Electric Power Grids need efficient monitoring since, for outage detection, environmental monitoring, and fault diagnostics, different WSN-based approaches are reviewed
[47]. Most of these approaches are also applicable in other kinds of applications.
4.3. Fault Isolation, Masking and Recovery
Subsequent to Fault Detection, Fault Identification, and Fault Diagnosis, a fault handling stage can be entered [38] to prevent further data corruption and system deterioration. The fault handling consists of Fault Isolation, Masking, and Recovery. Fault handling can hide the fault occurrence from other components by applying Fault Masking; the key techniques for such masking are informational, time, and physical redundancy [18]. Proposed masking technique For Underwater Vehicles is Triple Modular Redundancy (TMPR) [48], which is also one of the most commonly used Fault Masking techniques. Isolating a faulty component from the others can be facilitated by using virtualization [18]. In large scale distributed systems, frozen virtual images of healthy services have been used as checkpoints [49] for rolling back in case of a fault occurrence.
Fault Recovery ensures that the fault does not propagate to visible results, for instance, by rolling back to a previous healthy state (checkpointing) or re-trying failed operations (time redundancy). Some of the techniques for Fault Recovery can be Reconfiguration, which is changing the system’s state so that the same or similar error is prevented from occurring again, and Adaptation, which is re-optimizing the system, for instance, after Reconfiguration task [19].

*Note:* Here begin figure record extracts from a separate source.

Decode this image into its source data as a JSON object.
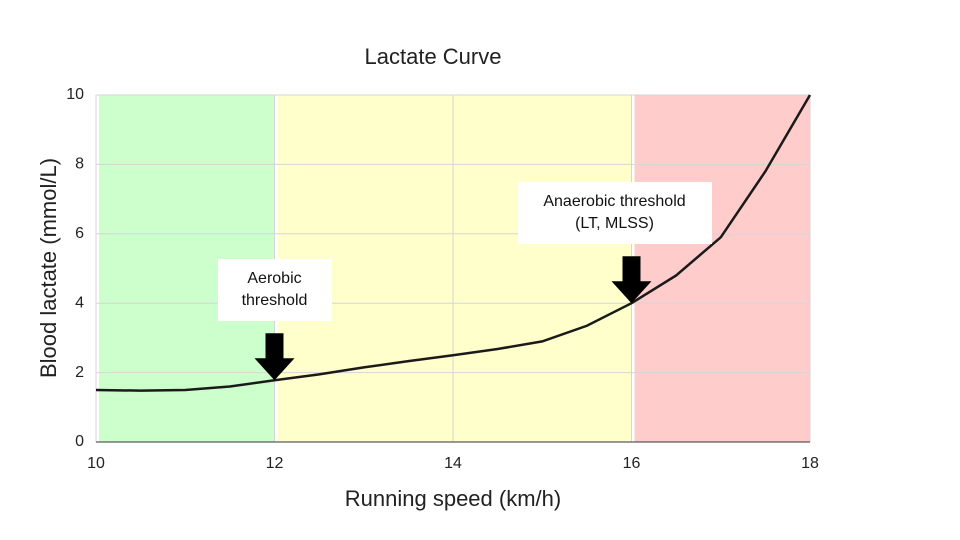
{
  "chart_data": {
    "type": "line",
    "title": "Lactate Curve",
    "x_label": "Running speed (km/h)",
    "y_label": "Blood lactate (mmol/L)",
    "x": [
      10,
      10.5,
      11,
      11.5,
      12,
      12.5,
      13,
      13.5,
      14,
      14.5,
      15,
      15.5,
      16,
      16.5,
      17,
      17.5,
      18
    ],
    "series": [
      {
        "name": "Blood lactate",
        "color": "#1a1a1a",
        "values": [
          1.5,
          1.48,
          1.5,
          1.6,
          1.78,
          1.95,
          2.15,
          2.33,
          2.5,
          2.68,
          2.9,
          3.35,
          4.0,
          4.8,
          5.9,
          7.8,
          10
        ]
      }
    ],
    "xlim": [
      10,
      18
    ],
    "xticks": [
      10,
      12,
      14,
      16,
      18
    ],
    "ylim": [
      0,
      10
    ],
    "yticks": [
      0,
      2,
      4,
      6,
      8,
      10
    ],
    "grid": true,
    "zones": [
      {
        "from": 10,
        "to": 12,
        "color": "#ccffcc"
      },
      {
        "from": 12,
        "to": 16,
        "color": "#ffffcc"
      },
      {
        "from": 16,
        "to": 18,
        "color": "#ffcccc"
      }
    ],
    "annotations": [
      {
        "text": "Aerobic threshold",
        "x": 12,
        "y": 1.78
      },
      {
        "text": "Anaerobic threshold (LT, MLSS)",
        "x": 16,
        "y": 4.0
      }
    ]
  }
}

In Sensor Networks, different approaches for Fault Recovery have been used, that have different resource overheads, energy-efficiencies, scalabilities and network types. For both network and node Fault Recovery in wireless sensor networks, Mitra et al. (2016) [50] compares techniques, such as checkpoint-based recovery (CRAFT), agent-based recovery (ABSR), fault node recovery (FNR), cluster-based and hierarchical fault management (CHFM), and Failure Node Detection and Recovery algorithm (FNDRA). While some of those are specific to terrestrial wireless usage, some principles (e.g., checkpointing, etc.) can also be used in wired and/or underwater environments. To reduce the network bandwidth requirements, checkpoint backup can be mobile to nearby nodes [51] and used for recovering from fault situations.

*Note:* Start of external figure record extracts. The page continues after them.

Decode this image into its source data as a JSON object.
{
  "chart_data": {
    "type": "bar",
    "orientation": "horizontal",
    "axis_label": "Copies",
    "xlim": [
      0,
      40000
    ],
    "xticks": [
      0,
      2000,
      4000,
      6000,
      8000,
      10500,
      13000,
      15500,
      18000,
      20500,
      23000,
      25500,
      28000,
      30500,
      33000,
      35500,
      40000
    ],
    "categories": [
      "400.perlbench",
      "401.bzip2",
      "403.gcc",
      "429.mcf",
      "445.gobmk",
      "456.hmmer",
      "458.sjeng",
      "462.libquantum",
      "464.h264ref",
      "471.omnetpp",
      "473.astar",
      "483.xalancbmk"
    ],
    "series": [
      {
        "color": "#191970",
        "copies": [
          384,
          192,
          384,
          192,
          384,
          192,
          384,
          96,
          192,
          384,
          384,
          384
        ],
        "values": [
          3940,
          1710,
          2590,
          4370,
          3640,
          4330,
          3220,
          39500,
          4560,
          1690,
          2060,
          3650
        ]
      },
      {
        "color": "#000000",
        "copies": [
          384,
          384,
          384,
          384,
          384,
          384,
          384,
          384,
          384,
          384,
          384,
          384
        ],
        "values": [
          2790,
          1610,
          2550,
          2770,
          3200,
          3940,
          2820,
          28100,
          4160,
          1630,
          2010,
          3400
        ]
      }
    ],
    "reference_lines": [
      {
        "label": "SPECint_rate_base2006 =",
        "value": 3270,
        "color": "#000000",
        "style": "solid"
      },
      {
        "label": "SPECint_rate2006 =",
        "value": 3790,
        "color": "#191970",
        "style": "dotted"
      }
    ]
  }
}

In network protocols, Fault Masking and Fault Recovery are handled by error control schemes that are commonly categorized into the following three groups [1]:
-
Automatic Repeat Request (ARQ)—re-transmission of corrupted data is asked;
-
Forward Error Correction (FEC)—data corruption can be detected and corrected by the receiving end; and
-
Hybrid ARQ (HARQ)—a combination of FEC and ARQ.
The cross-layer approach benefits Fault Recovery significantly since single-layer redundancy, such as hardware redundancy and application checkpointing, have very high costs, and latency between fault occurrence and detection makes the recovery difficult [19].